Personally, I bring a yoga “let’s set an intention for our practice today” mindset to every type of movement I do. I find it helps me feel purposeful and powerful, and gives me something to work towards. An easy way to do this is to replace single-focused goals, like losing weight, with more holistic ones. For example, turn “I want to run to get my bikini body,” into “I want to run to clear my mind and take on this challenge.”
It also helps us focus less on destination and more on each individual push. Every step matters, every stride takes you further, every drop of sweat makes the journey easier.

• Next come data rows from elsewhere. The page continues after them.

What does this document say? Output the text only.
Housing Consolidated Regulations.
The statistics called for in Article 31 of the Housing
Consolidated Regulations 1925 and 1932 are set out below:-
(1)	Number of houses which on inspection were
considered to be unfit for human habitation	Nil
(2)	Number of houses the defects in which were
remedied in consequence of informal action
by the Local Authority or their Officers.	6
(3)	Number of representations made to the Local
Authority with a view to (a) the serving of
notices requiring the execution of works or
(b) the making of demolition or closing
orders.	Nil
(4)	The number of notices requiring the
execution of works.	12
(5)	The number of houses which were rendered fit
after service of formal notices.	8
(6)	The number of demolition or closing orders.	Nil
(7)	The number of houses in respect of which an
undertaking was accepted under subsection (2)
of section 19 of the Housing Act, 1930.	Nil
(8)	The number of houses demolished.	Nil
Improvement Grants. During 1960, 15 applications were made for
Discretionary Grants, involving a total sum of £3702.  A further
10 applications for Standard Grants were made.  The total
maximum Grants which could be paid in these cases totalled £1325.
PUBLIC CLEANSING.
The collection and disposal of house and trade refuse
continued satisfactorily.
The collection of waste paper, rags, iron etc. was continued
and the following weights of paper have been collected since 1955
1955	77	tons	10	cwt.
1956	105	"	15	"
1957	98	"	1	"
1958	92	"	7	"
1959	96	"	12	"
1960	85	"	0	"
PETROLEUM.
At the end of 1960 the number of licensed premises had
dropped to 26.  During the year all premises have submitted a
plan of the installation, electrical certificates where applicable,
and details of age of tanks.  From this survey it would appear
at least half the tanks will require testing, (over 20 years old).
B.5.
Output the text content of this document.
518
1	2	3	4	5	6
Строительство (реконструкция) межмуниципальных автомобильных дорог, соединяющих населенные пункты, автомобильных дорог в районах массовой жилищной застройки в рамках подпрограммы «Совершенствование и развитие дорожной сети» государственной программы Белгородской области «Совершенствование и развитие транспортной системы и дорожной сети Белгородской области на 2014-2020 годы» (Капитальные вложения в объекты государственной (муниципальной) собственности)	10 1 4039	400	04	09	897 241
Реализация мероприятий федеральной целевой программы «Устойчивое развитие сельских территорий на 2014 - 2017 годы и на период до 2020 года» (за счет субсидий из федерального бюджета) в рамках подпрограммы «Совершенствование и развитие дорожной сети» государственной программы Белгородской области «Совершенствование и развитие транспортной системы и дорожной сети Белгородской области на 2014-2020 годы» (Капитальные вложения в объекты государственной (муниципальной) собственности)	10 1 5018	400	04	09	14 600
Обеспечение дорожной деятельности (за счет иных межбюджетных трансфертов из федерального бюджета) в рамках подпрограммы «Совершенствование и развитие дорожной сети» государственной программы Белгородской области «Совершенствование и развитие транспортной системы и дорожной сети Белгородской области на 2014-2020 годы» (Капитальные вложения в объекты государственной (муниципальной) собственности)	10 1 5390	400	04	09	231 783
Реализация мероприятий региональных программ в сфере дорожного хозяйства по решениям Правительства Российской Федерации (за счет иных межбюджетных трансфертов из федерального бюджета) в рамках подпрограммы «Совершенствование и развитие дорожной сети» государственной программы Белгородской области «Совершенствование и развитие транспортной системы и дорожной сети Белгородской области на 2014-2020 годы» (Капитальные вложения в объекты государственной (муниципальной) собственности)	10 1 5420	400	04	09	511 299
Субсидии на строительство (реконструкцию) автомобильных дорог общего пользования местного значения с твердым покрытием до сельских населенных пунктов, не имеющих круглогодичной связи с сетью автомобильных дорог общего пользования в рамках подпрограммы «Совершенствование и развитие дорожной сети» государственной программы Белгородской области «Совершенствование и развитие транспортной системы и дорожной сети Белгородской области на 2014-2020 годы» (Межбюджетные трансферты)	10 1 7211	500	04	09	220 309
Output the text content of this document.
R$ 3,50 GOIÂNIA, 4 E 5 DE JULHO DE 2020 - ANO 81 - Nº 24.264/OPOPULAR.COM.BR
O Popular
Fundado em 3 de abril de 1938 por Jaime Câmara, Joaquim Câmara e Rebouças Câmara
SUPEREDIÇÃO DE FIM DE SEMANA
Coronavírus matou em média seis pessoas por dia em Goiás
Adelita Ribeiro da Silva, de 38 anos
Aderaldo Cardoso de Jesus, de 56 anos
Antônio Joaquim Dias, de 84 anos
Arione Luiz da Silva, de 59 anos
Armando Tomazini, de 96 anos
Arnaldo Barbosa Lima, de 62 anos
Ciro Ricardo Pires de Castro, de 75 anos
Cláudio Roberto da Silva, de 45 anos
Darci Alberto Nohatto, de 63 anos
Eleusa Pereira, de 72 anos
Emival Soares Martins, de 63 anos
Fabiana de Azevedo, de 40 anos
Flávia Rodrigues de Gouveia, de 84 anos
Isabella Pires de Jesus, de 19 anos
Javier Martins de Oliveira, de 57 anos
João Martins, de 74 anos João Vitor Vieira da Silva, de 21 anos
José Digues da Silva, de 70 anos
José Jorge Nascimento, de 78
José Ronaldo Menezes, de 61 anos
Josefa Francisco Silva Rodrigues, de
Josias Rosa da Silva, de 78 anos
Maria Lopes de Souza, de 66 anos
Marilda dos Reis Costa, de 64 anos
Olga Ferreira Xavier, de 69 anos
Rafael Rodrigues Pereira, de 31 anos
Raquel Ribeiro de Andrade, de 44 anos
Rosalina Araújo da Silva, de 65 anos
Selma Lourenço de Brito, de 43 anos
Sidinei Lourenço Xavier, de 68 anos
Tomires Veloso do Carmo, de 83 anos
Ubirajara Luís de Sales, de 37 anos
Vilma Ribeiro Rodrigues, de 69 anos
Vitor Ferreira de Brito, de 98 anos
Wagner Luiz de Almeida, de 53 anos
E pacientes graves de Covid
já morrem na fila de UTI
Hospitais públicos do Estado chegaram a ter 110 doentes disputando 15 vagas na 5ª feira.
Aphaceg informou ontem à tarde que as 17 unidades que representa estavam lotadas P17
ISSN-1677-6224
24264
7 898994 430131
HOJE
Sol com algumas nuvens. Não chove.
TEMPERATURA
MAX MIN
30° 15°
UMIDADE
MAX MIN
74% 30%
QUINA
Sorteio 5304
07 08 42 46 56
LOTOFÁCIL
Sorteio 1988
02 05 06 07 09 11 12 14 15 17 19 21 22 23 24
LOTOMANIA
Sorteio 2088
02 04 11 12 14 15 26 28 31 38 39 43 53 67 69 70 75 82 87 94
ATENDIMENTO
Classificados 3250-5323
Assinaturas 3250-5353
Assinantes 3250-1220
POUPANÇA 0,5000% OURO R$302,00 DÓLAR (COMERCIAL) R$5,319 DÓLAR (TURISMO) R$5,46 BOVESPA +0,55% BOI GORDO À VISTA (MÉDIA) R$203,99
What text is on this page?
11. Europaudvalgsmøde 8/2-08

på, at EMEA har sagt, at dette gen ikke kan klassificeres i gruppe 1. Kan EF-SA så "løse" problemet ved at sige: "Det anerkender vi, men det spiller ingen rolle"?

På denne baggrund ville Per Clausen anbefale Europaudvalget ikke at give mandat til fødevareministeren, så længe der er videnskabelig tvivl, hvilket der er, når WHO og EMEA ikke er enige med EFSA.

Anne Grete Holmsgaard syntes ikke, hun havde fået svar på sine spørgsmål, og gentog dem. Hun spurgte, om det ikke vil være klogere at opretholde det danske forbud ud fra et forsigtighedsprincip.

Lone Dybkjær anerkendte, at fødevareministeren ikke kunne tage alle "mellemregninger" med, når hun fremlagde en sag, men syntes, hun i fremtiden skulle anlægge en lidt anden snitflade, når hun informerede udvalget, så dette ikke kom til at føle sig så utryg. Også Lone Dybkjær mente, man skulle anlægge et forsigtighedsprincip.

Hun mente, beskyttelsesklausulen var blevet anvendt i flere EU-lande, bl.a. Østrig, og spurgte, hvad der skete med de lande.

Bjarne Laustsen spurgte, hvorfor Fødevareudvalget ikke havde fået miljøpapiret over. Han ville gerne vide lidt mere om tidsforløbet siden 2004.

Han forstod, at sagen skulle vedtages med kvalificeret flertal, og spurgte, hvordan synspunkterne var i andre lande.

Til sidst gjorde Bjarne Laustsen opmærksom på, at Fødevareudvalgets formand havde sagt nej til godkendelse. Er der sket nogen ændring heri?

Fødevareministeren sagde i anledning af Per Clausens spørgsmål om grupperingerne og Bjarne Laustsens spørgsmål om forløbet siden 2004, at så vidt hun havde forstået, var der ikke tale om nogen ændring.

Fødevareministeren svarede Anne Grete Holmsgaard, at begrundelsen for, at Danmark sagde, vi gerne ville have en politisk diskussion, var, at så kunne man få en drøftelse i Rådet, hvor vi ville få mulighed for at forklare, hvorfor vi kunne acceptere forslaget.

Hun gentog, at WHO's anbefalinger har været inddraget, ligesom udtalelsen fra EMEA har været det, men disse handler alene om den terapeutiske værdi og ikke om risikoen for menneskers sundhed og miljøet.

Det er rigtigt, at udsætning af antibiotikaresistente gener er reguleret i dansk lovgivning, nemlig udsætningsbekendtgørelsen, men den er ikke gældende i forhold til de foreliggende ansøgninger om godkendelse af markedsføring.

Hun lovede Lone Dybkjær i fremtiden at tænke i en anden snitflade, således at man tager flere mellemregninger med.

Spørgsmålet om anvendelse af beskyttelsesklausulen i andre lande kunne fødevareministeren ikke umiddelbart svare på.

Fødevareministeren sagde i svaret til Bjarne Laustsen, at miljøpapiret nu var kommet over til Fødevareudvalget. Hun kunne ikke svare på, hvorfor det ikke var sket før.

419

Remind yourself that not every trip to the gym will be your best, but getting there is half the battle and if you showed up you’ve already won that.
When you bring a positive mentality to exercise, it contributes to a greater sense of caring for yourself and your body. It’s not just about what your body can do, it’s about what your body and mind can do together.
For me, the pros far outweigh the minutes of panting that follow a hard workout. Besides the endorphin rush, you may find yourself achieving beyond your goals. But all successes take time and hustle. And while other self-care routines are more about pampering and treating, fitness will have more self-doubt and challenge on its path.
It won’t be easy, but by seeing exercise as a self-care staple, we can make our moments of movement a little more sacred and a little more self-indulgent.
This is part of a series called In First Person, in which digital natives respond to an open-ended writing prompt.